And, sure enough, he did it again. I loved this thing. The characters are charming, the jokes are funny, the songs are good. And the ending...well, the ending was like finishing off a perfect dessert -- pick your absolutely favorite dessert -- and the very last bite covers your tongue with gritty, bitter dirt and a wad of pet hair.
Not that it's a BAD ending. Not at all. It's a Whedonesque ending. It takes the themes of the piece and wraps them up, drives home the symbolism, shakes up the audience by undermining their expectations of traditional movie/TV storytelling, etc. He's really good at all of these things.
But here's my problem: he puts imperatives of STORY over imperatives of CHARACTER.

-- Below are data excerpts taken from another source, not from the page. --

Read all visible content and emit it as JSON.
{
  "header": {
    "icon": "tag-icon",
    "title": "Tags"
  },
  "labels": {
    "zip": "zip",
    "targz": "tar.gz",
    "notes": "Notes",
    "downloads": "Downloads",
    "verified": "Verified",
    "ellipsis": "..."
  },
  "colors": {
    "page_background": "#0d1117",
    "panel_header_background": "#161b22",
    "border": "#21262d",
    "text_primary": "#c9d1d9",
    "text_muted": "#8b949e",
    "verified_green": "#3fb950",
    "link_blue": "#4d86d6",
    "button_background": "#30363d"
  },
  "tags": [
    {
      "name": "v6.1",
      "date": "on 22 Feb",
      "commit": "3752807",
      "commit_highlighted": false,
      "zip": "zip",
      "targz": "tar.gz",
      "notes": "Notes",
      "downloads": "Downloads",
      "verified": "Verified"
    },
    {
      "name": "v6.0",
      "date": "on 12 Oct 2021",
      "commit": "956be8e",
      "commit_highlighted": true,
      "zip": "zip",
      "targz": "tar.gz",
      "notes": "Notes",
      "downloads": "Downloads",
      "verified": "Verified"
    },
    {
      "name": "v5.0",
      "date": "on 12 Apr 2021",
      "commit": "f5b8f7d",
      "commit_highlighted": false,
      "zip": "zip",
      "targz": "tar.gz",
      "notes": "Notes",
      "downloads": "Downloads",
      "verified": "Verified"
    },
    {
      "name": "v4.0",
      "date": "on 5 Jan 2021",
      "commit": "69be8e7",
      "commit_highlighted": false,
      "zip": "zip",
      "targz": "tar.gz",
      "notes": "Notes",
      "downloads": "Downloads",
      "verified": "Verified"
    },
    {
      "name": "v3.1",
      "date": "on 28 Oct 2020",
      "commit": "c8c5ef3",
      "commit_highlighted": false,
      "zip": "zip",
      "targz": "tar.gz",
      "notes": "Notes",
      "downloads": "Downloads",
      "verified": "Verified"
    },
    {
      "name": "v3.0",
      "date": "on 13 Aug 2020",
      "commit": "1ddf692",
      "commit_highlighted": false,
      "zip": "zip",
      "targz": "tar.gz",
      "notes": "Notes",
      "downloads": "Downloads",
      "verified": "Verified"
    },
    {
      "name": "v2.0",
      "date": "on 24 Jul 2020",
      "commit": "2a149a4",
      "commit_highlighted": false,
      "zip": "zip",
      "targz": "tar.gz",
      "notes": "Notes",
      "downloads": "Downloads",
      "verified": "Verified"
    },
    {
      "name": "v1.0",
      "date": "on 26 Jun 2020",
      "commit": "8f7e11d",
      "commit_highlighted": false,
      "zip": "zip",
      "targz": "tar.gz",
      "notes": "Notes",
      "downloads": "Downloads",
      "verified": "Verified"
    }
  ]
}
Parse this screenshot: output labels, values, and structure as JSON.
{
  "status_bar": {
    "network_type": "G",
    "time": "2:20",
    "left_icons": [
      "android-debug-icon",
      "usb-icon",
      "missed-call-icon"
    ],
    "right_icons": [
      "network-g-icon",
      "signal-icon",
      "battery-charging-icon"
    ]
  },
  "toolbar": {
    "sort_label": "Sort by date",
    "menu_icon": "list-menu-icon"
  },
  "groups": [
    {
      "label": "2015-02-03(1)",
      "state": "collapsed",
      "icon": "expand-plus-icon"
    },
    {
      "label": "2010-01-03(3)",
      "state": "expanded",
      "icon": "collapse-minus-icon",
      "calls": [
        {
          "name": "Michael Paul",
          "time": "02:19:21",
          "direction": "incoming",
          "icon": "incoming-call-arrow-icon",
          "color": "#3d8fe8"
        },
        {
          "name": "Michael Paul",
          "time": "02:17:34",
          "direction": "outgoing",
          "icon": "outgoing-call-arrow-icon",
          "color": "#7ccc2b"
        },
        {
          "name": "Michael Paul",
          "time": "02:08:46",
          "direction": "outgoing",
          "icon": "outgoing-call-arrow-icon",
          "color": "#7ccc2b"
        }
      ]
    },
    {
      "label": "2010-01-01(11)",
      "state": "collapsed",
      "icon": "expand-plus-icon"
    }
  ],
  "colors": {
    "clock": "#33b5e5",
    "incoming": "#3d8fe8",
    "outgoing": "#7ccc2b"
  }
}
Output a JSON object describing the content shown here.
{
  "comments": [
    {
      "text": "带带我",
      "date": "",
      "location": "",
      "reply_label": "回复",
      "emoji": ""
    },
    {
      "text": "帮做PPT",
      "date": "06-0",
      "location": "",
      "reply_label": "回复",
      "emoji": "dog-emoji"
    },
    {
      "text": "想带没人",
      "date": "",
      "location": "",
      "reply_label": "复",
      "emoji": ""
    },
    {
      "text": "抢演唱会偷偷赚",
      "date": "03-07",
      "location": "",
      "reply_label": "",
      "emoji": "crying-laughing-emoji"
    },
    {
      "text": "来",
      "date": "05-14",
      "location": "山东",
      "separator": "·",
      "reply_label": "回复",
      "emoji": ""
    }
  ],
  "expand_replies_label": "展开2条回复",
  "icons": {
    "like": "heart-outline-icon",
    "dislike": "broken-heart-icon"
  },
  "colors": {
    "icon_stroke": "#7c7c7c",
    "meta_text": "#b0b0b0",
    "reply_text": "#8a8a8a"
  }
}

Now, lots of people tell stories this way. But the Whedon Curse is that he's so supernaturally good at creating characters that I care about, when he makes them dance at the end of his story-imperative strings, I suffer. Rest assured, I'm well aware that this is my problem, and not Joss Whedon's.
In this case, the cleverly crafted ending felt startlingly abrupt, more like a punch-line (with an emphasis on the punch) than a resolution. The STORY is over, but the CHARACTER needs more for us (you know, us, the viewers) to arrive at a satisfying ending. I'm not saying, "don't kill characters," or, "don't make bad things happen," not at all.
But a story that runs rough-shod over its characters says that their creator doesn't care about them.
And I'm afraid that's not a creator I want to spend much more time with, no matter how good he is at what he does.